— Живут, — неопределённо махнув рукой, нерадостно ответил князь. — Недавно приезжала погостить и внуков показать, — голос его чуть дрогнул. — Лопочут по-немецки, муж не дозволяет словенской речи учить. Одно слово — чужие! Дочери по их закону веру латинскую пришлось принять. Не могу зреть, — с болью вымолвил князь, — как кровь родная онемечивается, а поделать-то ничего не могу! В самое сердце, супостаты, ранили! Душу наизнанку выворотили!
— Дядя, как это муж не велит детям по-словенски речь? — вмешался в разговор Рарог. — Тогда и я своей жене не дозволю на немецком со мной говорить, пусть нашей речи обучается!
Старый волхв и князь с улыбкой переглянулись. Дядька одобрительно похлопал Рарога по плечу.
— Слышу слова не отрока, но мужа ободритского!
Князь Рарог в полном воинском облачении с болотным мечом на боку стоял перед своей храброй дружиной под княжеским штандартом: белым соколом на красном поле. С непокрытой бритой головы Рарога ниспадала длинная прядь волос, — признак знатности рода у всех варягов-руси. Справа от князя, чуть ниже, стояли его младшие братья, также в кольчугах, со щитами и мечами.
— Мужи ободритские, рарожичи! Нурманы напали на наших купцов. Давно такого не случалось, видать, решили, что коль князь молодой, так и опасаться возмездия нечего. Потому следует нам пойти и напомнить, что мы всё те же сыны Сокола.
Слава Перуну, богу-защитнику Прави!
— Слава, слава, слава!!! — троекратно громогласными криками ответили дружинники.
— По лодьям, братья! — зычно повелел молодой князь и глядел, как воины сноровисто занимают места в своих кораблях. — Трувор, ты за старшего во второй лодии, а ты, Синеус, замыкающим в охране.

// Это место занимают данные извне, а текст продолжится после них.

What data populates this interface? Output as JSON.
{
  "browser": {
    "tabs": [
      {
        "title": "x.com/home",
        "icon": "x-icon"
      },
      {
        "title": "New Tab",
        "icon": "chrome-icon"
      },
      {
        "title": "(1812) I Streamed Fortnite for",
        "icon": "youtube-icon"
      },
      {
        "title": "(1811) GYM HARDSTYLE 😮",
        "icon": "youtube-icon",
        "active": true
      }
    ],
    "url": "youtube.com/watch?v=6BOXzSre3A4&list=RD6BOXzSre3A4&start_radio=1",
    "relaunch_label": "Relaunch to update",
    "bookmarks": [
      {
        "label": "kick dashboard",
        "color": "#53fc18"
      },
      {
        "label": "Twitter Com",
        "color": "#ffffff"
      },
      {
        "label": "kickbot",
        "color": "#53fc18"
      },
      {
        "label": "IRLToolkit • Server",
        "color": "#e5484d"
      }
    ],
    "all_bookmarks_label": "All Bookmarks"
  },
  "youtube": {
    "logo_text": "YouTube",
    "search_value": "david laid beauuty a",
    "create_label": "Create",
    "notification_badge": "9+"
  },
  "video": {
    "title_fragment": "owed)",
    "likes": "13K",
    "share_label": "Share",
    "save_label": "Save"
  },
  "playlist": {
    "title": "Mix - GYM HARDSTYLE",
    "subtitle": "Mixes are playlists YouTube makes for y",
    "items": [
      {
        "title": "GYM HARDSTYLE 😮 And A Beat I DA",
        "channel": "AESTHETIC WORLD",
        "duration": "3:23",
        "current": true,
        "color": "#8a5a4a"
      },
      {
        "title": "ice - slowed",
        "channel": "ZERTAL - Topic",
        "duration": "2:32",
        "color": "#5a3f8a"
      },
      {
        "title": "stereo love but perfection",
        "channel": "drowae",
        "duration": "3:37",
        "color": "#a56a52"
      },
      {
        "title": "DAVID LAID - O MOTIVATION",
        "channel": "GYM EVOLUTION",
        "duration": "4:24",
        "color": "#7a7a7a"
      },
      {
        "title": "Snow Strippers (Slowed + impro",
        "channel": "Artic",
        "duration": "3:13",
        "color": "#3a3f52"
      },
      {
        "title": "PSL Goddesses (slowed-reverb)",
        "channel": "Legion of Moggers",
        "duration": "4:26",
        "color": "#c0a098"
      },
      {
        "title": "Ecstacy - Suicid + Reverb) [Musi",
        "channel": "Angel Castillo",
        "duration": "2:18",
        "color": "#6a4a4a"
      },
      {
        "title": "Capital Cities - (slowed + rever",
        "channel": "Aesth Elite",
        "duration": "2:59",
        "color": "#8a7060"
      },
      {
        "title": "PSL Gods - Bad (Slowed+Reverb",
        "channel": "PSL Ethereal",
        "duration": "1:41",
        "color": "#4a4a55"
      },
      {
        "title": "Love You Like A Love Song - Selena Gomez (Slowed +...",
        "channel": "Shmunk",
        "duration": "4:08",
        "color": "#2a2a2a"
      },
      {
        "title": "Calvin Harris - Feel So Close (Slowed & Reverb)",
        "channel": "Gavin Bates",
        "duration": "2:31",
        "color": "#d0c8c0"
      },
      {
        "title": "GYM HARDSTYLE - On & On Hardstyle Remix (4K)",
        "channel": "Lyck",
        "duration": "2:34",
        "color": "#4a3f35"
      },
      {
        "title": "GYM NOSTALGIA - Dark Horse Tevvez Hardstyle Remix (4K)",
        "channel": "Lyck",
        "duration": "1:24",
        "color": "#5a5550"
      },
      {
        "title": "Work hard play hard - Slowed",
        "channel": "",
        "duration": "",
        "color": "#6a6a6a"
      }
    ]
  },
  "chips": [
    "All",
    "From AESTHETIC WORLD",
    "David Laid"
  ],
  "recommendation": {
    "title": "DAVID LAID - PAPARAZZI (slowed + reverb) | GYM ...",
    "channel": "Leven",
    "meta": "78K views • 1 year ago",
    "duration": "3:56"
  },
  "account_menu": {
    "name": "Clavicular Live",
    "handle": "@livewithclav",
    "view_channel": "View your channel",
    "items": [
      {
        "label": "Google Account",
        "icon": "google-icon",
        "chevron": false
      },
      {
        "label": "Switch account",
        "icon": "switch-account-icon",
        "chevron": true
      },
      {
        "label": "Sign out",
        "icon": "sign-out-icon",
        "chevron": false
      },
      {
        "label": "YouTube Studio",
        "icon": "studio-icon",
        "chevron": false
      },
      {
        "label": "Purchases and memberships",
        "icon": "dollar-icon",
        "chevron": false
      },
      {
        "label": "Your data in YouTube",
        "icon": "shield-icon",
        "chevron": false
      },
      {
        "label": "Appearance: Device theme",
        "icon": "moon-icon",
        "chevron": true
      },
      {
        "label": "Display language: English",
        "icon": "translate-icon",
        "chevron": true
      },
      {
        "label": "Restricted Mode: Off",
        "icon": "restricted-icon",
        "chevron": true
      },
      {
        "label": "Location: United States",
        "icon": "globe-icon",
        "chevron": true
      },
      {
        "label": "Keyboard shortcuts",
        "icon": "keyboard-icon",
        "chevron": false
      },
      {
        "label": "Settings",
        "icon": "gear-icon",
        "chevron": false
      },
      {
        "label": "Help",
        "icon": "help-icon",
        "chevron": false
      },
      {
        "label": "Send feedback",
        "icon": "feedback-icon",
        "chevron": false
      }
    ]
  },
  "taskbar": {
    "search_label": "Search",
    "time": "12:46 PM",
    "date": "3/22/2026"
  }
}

— Опять в охране, — недовольно буркнул про себя младший рарожич с ещё юношеским пушком вместо усов, но противоречить брату не стал и побежал в конец каравана.
— Ререх! — услышал князь девичий возглас за спиной. Обернувшись, он узрел пламенеющие на ветру рыжие волосы своей жены, которая бежала к нему и махала рукой, а второй придерживала длинное платье. Подбежав, она обняла Рарога и быстро заговорила по франкски:
— Майн либер манн! Ихь верде ауф дихь вартен!
— Нет, Ружена, скажи по-русски: «Я буду тебя ждать!»
— Йа буду тьебя шдать, — с сильным франкским выговором медленно вымолвила регина.
— Ну вот и славно, пока вернусь, постарайся научиться, гляди, как у твоего охоронца Вольфганга ладно выходит, борзо речь славянскую ухватил.
— Корошо, мой король, я будеть старайтся, — утирая выступившие слёзы, ответила девица.
Юноша лет шестнадцати поглядел ещё раз на своё отражение в бочке с водой, поправил льняную рубаху с вышивкой по вороту. Новая рубаха немного топорщилась, расширяя его уже достаточно крепкие плечи и грудь. Зато поясок с обережными кельтскими рунами, что недавно для него соткала сестра, ладно охватывал стан. Порты не совсем новые, но и не старые, правда, из шерсти для зимы, но летние, которые всё время носил, для такого случая вовсе не годились.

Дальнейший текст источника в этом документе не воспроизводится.